Brexit in the Boardroom - The View From Business: Autumn 2018 Update
With six months to go until the March 29th 2019 deadline, there is still a huge amount of Brexit uncertainty. Just as we did in December 2017; in our latest survey, Brexit in the Boardroom 2.0, we spoke to over 2,000 leaders of large businesses across four major EU economies (France, Germany, Spain and the UK) to understand how their plans for Brexit have evolved, whether their expectations have changed, and what concrete steps they have taken during 2018 to prepare. Our survey revealed some interesting findings, including:
Timing: Back in December 2017, 75% of firms expected clarity on the UK/EU relationship by June 2018. That deadline came and went. Now only 12% in UK and 20% in Europe believe they have clarity, with 74% expecting they will now get clarity by February 2019.
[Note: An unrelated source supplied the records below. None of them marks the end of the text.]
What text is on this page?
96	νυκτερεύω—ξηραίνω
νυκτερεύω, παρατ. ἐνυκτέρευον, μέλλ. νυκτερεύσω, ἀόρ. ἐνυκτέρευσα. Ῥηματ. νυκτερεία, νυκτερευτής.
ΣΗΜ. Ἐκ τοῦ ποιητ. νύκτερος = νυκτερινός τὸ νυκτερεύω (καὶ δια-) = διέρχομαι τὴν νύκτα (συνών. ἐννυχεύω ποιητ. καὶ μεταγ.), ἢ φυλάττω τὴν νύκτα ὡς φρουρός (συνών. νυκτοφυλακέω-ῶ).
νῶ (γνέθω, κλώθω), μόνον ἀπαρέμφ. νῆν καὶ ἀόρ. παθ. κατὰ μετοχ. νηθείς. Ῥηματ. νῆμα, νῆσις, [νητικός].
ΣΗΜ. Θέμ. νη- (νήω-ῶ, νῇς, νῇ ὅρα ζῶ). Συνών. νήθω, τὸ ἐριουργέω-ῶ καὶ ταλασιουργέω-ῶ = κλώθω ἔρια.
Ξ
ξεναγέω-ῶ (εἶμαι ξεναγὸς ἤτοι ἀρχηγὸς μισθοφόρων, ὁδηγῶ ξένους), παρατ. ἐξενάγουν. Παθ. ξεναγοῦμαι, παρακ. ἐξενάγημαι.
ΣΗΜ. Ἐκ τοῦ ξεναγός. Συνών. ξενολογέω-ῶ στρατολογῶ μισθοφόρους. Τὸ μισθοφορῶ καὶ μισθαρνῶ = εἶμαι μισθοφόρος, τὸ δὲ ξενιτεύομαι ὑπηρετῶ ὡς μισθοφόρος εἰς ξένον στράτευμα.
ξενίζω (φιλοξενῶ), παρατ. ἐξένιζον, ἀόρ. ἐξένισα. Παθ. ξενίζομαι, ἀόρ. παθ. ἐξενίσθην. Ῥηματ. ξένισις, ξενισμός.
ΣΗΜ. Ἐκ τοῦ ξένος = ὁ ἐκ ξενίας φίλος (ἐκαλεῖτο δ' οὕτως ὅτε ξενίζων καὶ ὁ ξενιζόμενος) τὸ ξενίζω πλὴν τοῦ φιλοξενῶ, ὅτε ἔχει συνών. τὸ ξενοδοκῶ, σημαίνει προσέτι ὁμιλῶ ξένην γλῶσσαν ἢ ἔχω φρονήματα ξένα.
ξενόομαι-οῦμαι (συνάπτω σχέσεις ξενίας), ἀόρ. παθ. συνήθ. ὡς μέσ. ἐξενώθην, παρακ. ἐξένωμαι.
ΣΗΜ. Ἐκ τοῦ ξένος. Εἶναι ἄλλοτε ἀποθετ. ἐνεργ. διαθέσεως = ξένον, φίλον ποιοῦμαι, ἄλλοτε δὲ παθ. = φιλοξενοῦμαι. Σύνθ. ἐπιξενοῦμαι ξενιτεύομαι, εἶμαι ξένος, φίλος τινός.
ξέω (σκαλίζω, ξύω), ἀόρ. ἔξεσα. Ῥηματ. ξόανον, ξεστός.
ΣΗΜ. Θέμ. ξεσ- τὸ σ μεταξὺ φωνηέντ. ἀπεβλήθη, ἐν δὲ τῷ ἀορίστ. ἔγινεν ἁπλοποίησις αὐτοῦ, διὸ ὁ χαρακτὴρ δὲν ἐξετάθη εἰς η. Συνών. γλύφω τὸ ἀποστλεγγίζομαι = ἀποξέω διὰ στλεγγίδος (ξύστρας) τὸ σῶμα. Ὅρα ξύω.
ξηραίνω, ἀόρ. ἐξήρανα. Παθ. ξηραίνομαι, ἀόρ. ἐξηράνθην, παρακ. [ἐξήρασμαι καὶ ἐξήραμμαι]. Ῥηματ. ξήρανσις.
Decision making: Previously 84% of respondents had said that they will make irreversible decisions by September 2018 but only 19% have done so. Now three-quarters (75%) of respondents said they will make irreversible decisions to manage Brexit by February 2019, which is when they expect to now have clarity on the outcome of negotiations.
Expectation of ‘soft’ Brexit: 58% of these large companies believe the UK will continue to have tariff free access to the Single Market after Brexit (but this is down from 65% in December 2017), with that belief being 68% for UK firms (down from 75%) Despite this, 83% of businesses expect to increase or maintain turnover in the year following Brexit.
‘No deal’ plans: 76% of businesses say they have a ‘no deal’ contingency plan prepared or in place.
Impact on UK R&D: 63% of UK firms and 61% of European ones said they planned to move R&D facilities from the UK to the Continent as a result of Brexit, with UK financial services firms the most likely to move (76%).
Impact on UK Jobs: Two-thirds (69%) of respondents said they were concerned about job losses post-Brexit, with that figure rising to 80% for UK firms.
79% of firms said they have established a dedicated Brexit team, with most saying they were ‘fully’ prepared for Brexit, but an important minority of 42% saying they were only ‘partly’ prepared.